It has recently emerged that the Government has accepted all of the 26 recommendations put forward by the Insurance Fraud Taskforce in their report last January.

Measures will include clamping down on unscrupulous solicitor behaviours; namely:

  • A lower burden of proof before the Solicitors Disciplinary Tribunal (the civil, as opposed to the criminal, standard)
  • Stronger fining powers for the Solicitors Regulation Authority (above the existing £2,000)
  • Measures to discourage late claims

In respect of discouraging fraudulent late claims, the report recommended changes to the rules concerning the court, costs and evidence. Suggestions included the following:

  • Reducing recoverable costs by 50% if a minor claim is notified six months or more after the accident
  • Introducing a rebuttable evidential presumption that no injury occurred if claims are lodged after a certain specified period
  • Older claims be allocated to the small claims track, with more recent claims proceeding as normal on the fast track

The Taskforce also recommended consulting on an obligation for referral sources to be included on claims notification forms (which would assist with fraud detection) and for claims to only proceed where this is completed.

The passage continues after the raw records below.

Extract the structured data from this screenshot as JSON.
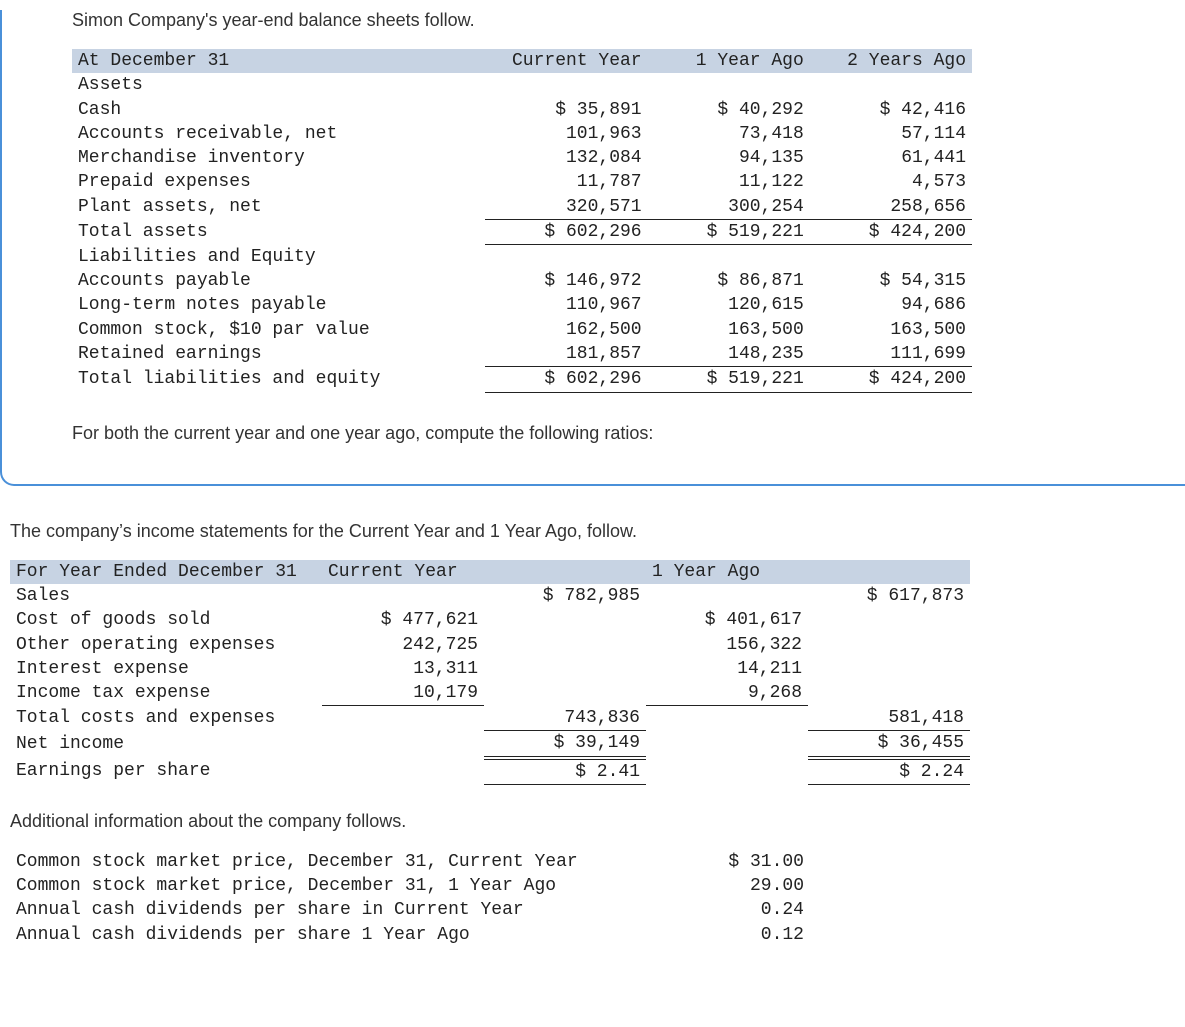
{
  "intro1": "Simon Company's year-end balance sheets follow.",
  "bs": {
    "header": {
      "h0": "At December 31",
      "h1": "Current Year",
      "h2": "1 Year Ago",
      "h3": "2 Years Ago"
    },
    "assets_header": "Assets",
    "rows": {
      "cash": {
        "label": "Cash",
        "c": "$ 35,891",
        "y1": "$ 40,292",
        "y2": "$ 42,416"
      },
      "ar": {
        "label": "Accounts receivable, net",
        "c": "101,963",
        "y1": "73,418",
        "y2": "57,114"
      },
      "inv": {
        "label": "Merchandise inventory",
        "c": "132,084",
        "y1": "94,135",
        "y2": "61,441"
      },
      "prepaid": {
        "label": "Prepaid expenses",
        "c": "11,787",
        "y1": "11,122",
        "y2": "4,573"
      },
      "plant": {
        "label": "Plant assets, net",
        "c": "320,571",
        "y1": "300,254",
        "y2": "258,656"
      },
      "tassets": {
        "label": "Total assets",
        "c": "$ 602,296",
        "y1": "$ 519,221",
        "y2": "$ 424,200"
      }
    },
    "liab_header": "Liabilities and Equity",
    "lrows": {
      "ap": {
        "label": "Accounts payable",
        "c": "$ 146,972",
        "y1": "$ 86,871",
        "y2": "$ 54,315"
      },
      "ltnp": {
        "label": "Long-term notes payable",
        "c": "110,967",
        "y1": "120,615",
        "y2": "94,686"
      },
      "cs": {
        "label": "Common stock, $10 par value",
        "c": "162,500",
        "y1": "163,500",
        "y2": "163,500"
      },
      "re": {
        "label": "Retained earnings",
        "c": "181,857",
        "y1": "148,235",
        "y2": "111,699"
      },
      "tle": {
        "label": "Total liabilities and equity",
        "c": "$ 602,296",
        "y1": "$ 519,221",
        "y2": "$ 424,200"
      }
    }
  },
  "followup1": "For both the current year and one year ago, compute the following ratios:",
  "intro2": "The company’s income statements for the Current Year and 1 Year Ago, follow.",
  "is": {
    "header": {
      "h0": "For Year Ended December 31",
      "h1": "Current Year",
      "h2": "1 Year Ago"
    },
    "rows": {
      "sales": {
        "label": "Sales",
        "c": "$ 782,985",
        "y1": "$ 617,873"
      },
      "cogs": {
        "label": "Cost of goods sold",
        "dc": "$ 477,621",
        "dy1": "$ 401,617"
      },
      "ooe": {
        "label": "Other operating expenses",
        "dc": "242,725",
        "dy1": "156,322"
      },
      "int": {
        "label": "Interest expense",
        "dc": "13,311",
        "dy1": "14,211"
      },
      "tax": {
        "label": "Income tax expense",
        "dc": "10,179",
        "dy1": "9,268"
      },
      "tce": {
        "label": "Total costs and expenses",
        "c": "743,836",
        "y1": "581,418"
      },
      "ni": {
        "label": "Net income",
        "c": "$ 39,149",
        "y1": "$ 36,455"
      },
      "eps": {
        "label": "Earnings per share",
        "c": "$ 2.41",
        "y1": "$ 2.24"
      }
    }
  },
  "intro3": "Additional information about the company follows.",
  "info": {
    "r1": {
      "label": "Common stock market price, December 31, Current Year",
      "v": "$ 31.00"
    },
    "r2": {
      "label": "Common stock market price, December 31, 1 Year Ago",
      "v": "29.00"
    },
    "r3": {
      "label": "Annual cash dividends per share in Current Year",
      "v": "0.24"
    },
    "r4": {
      "label": "Annual cash dividends per share 1 Year Ago",
      "v": "0.12"
    }
  },
  "chart_data": [
    {
      "type": "table",
      "title": "Simon Company year-end balance sheets (At December 31)",
      "columns": [
        "Item",
        "Current Year",
        "1 Year Ago",
        "2 Years Ago"
      ],
      "rows": [
        [
          "Cash",
          35891,
          40292,
          42416
        ],
        [
          "Accounts receivable, net",
          101963,
          73418,
          57114
        ],
        [
          "Merchandise inventory",
          132084,
          94135,
          61441
        ],
        [
          "Prepaid expenses",
          11787,
          11122,
          4573
        ],
        [
          "Plant assets, net",
          320571,
          300254,
          258656
        ],
        [
          "Total assets",
          602296,
          519221,
          424200
        ],
        [
          "Accounts payable",
          146972,
          86871,
          54315
        ],
        [
          "Long-term notes payable",
          110967,
          120615,
          94686
        ],
        [
          "Common stock, $10 par value",
          162500,
          163500,
          163500
        ],
        [
          "Retained earnings",
          181857,
          148235,
          111699
        ],
        [
          "Total liabilities and equity",
          602296,
          519221,
          424200
        ]
      ]
    },
    {
      "type": "table",
      "title": "Income statements (For Year Ended December 31)",
      "columns": [
        "Item",
        "Current Year",
        "1 Year Ago"
      ],
      "rows": [
        [
          "Sales",
          782985,
          617873
        ],
        [
          "Cost of goods sold",
          477621,
          401617
        ],
        [
          "Other operating expenses",
          242725,
          156322
        ],
        [
          "Interest expense",
          13311,
          14211
        ],
        [
          "Income tax expense",
          10179,
          9268
        ],
        [
          "Total costs and expenses",
          743836,
          581418
        ],
        [
          "Net income",
          39149,
          36455
        ],
        [
          "Earnings per share",
          2.41,
          2.24
        ]
      ]
    },
    {
      "type": "table",
      "title": "Additional information",
      "columns": [
        "Item",
        "Value"
      ],
      "rows": [
        [
          "Common stock market price, December 31, Current Year",
          31.0
        ],
        [
          "Common stock market price, December 31, 1 Year Ago",
          29.0
        ],
        [
          "Annual cash dividends per share in Current Year",
          0.24
        ],
        [
          "Annual cash dividends per share 1 Year Ago",
          0.12
        ]
      ]
    }
  ]
}
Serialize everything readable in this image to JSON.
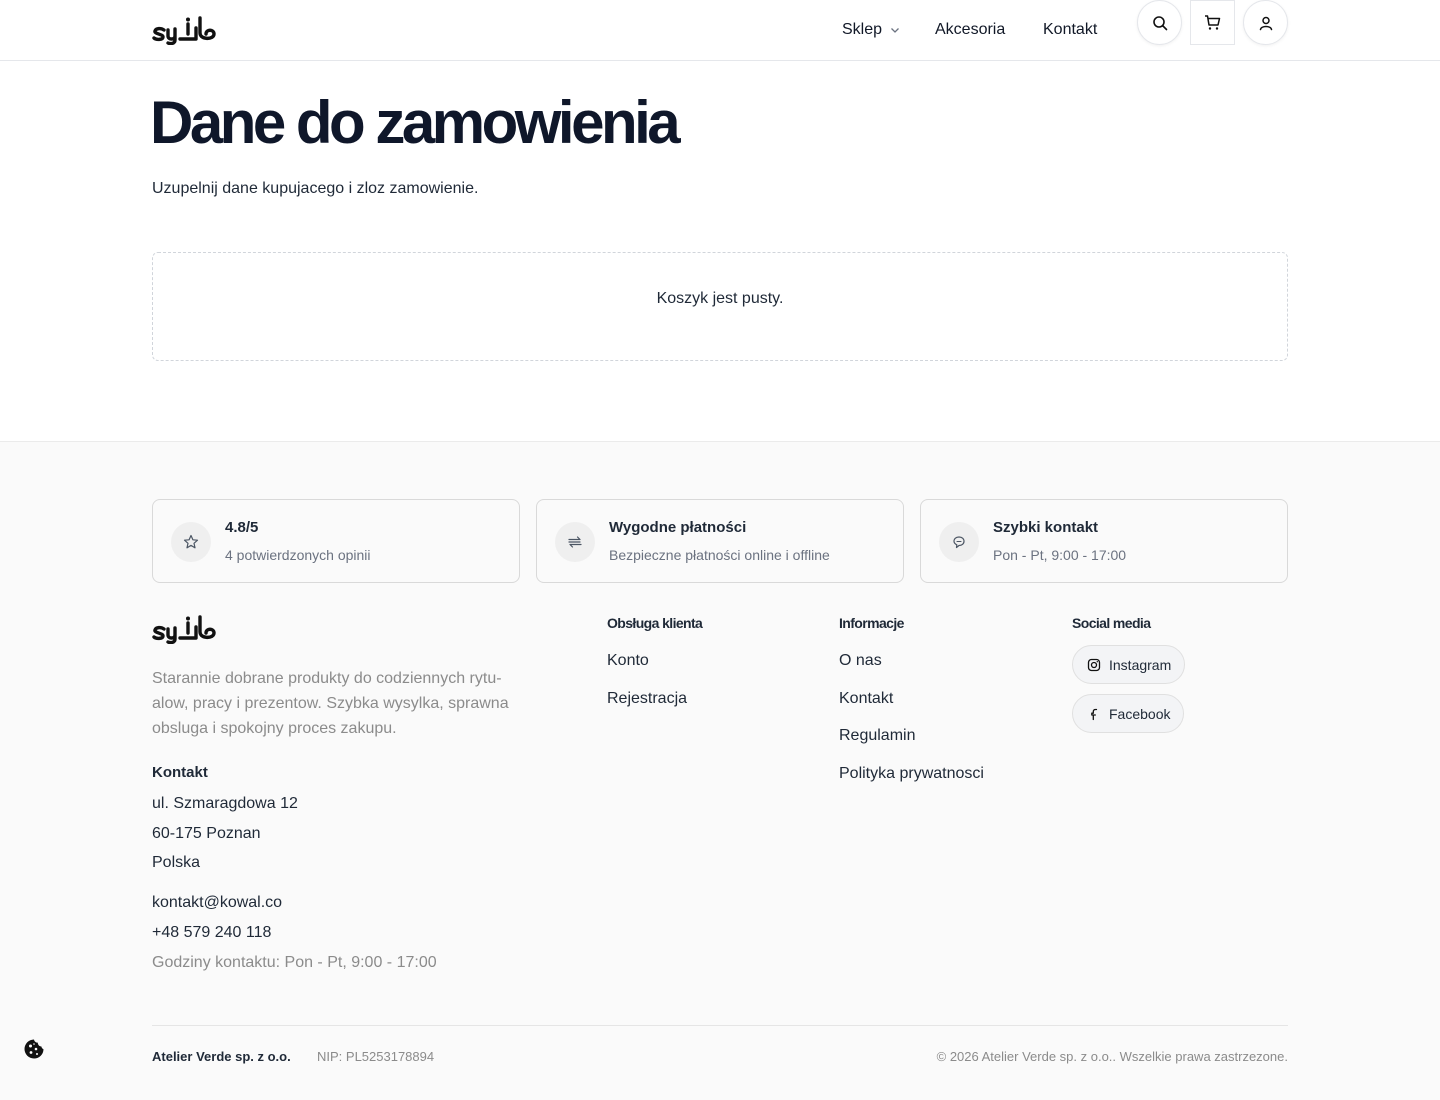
{
  "header": {
    "nav": {
      "sklep": "Sklep",
      "akcesoria": "Akcesoria",
      "kontakt": "Kontakt"
    },
    "icons": [
      "search-icon",
      "cart-icon",
      "user-icon",
      "chevron-down-icon"
    ]
  },
  "main": {
    "title": "Dane do zamowienia",
    "subtitle": "Uzupelnij dane kupujacego i zloz zamowienie.",
    "empty_cart": "Koszyk jest pusty."
  },
  "footer": {
    "features": [
      {
        "icon": "star-icon",
        "title": "4.8/5",
        "subtitle": "4 potwierdzonych opinii"
      },
      {
        "icon": "arrows-icon",
        "title": "Wygodne płatności",
        "subtitle": "Bezpieczne płatności online i offline"
      },
      {
        "icon": "chat-icon",
        "title": "Szybki kontakt",
        "subtitle": "Pon - Pt, 9:00 - 17:00"
      }
    ],
    "description": "Starannie dobrane produkty do codziennych rytu-alow, pracy i prezentow. Szybka wysylka, sprawna obsluga i spokojny proces zakupu.",
    "contact": {
      "heading": "Kontakt",
      "street": "ul. Szmaragdowa 12",
      "city": "60-175 Poznan",
      "country": "Polska",
      "email": "kontakt@kowal.co",
      "phone": "+48 579 240 118",
      "hours": "Godziny kontaktu: Pon - Pt, 9:00 - 17:00"
    },
    "columns": {
      "service": {
        "heading": "Obsługa klienta",
        "links": [
          "Konto",
          "Rejestracja"
        ]
      },
      "info": {
        "heading": "Informacje",
        "links": [
          "O nas",
          "Kontakt",
          "Regulamin",
          "Polityka prywatnosci"
        ]
      },
      "social": {
        "heading": "Social media",
        "links": [
          "Instagram",
          "Facebook"
        ]
      }
    },
    "bottom": {
      "company": "Atelier Verde sp. z o.o.",
      "nip": "NIP: PL5253178894",
      "copyright": "© 2026 Atelier Verde sp. z o.o.. Wszelkie prawa zastrzezone."
    }
  },
  "colors": {
    "text": "#111827",
    "muted": "#8b8b8b",
    "footer_bg": "#fafafa",
    "border": "#e5e7eb"
  }
}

A tougher stance was encouraged of the SRA, for example to carry out client identification checks in more cases.

The ABI was advised to discourage 'inappropriate use of pre-medical offers,' a proposal firmly supported by Law Society Chief Executive, Catherine Dixon, as the value of claims 'cannot be properly assessed against robust medical evidence.' The Chief Executive also implies that the report does not go far enough and maintains that it is critical for fraudulent and defendable claims to be defended.

The report also included proposals for insurers themselves, who were strongly invited to share data with the SRA in the event of suspected fraud or referral fee ban breaches. It was highlighted that guidance is required in respect of acceptable forms of contact between insurers and claimants, to ensure the latter has given instructions to their representatives.

The Government will outline how the proposals will be implemented 'in due course,' according to Treasury Minister Harriett Baldwin, who insisted on urgency, given the estimated cost of the problem to the country is £3bn.

Although the proposals are inevitably contested by claimant lawyers, it is hoped that they will work in conjunction with the measures announced in the Autumn Statement and the heightened claims management company regulation; in furtherance of the Government's commitment to crackdown on fraudulent activity.